Any statement containing
DROP,DELETE,INSERT,UPDATE,TRUNCATE,ALTER,CREATE,GRANT,REVOKE, orMERGEis rejected withDatabricksQueryError. - Parameterised queries: Caller-supplied values (e.g. experiment IDs, flag IDs)
are always passed as cursor parameters (
?placeholders), never interpolated into the SQL string. - No credential persistence: Access tokens are accepted per-request and are never written to the database, logs, or API responses.
- Role-based access: All endpoints require
DEVELOPERorADMINrole.VIEWERandANALYSTroles receiveHTTP 403.
Troubleshooting
"Connection refused" / 503
- Verify
hostis correct and includes no protocol prefix (usemyws.azuredatabricks.net, nothttps://myws.azuredatabricks.net). - Confirm the SQL warehouse is running (not paused or terminated).
- Check that
http_pathmatches the warehouse's Connection Details in the Databricks UI.
"403 Forbidden / Invalid token" → DatabricksAuthError
- Regenerate the personal access token in User Settings → Access Tokens.

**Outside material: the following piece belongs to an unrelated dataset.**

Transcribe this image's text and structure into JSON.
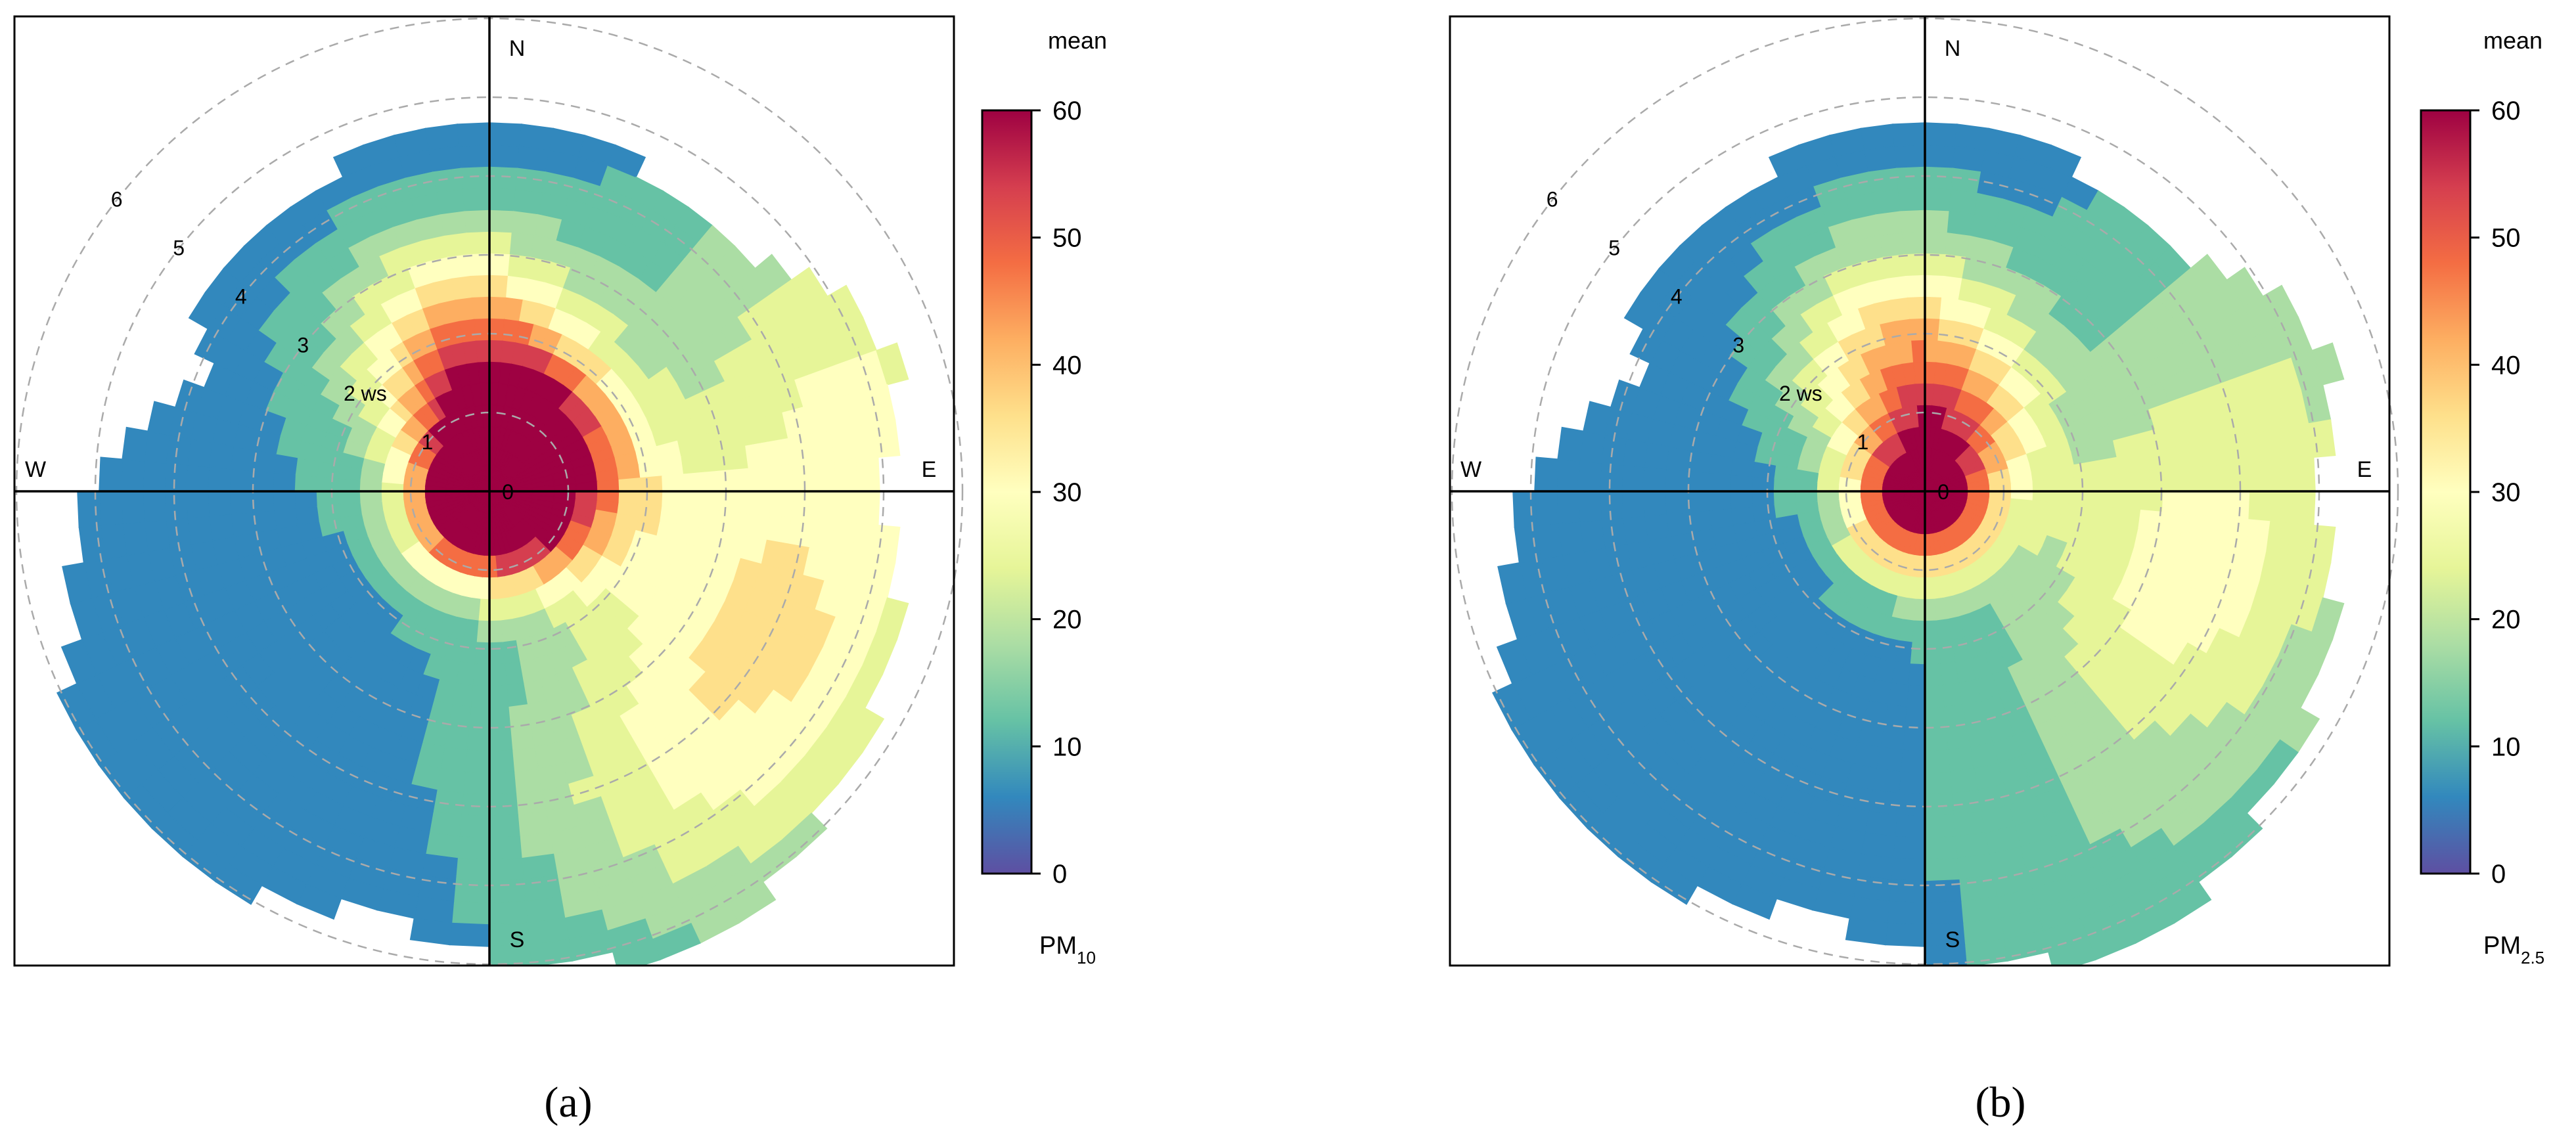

- For service principals, ensure the token has been granted the CAN USE permission on the target SQL warehouse.
Query timeout (DatabricksTimeoutError)
- Increase
timeout_secondsin the request body or theDATABRICKS_TIMEOUT_SECONDSenvironment variable. - Check the Databricks query history for long-running queries and add appropriate filters (date ranges, LIMIT clauses).
"SQL statement not allowed" (DatabricksQueryError)
- The
execute_query()endpoint is read-only. Remove DML / DDL keywords from your query. - To load data into Databricks, use Databricks-native ingestion tools or Spark jobs rather than this connector.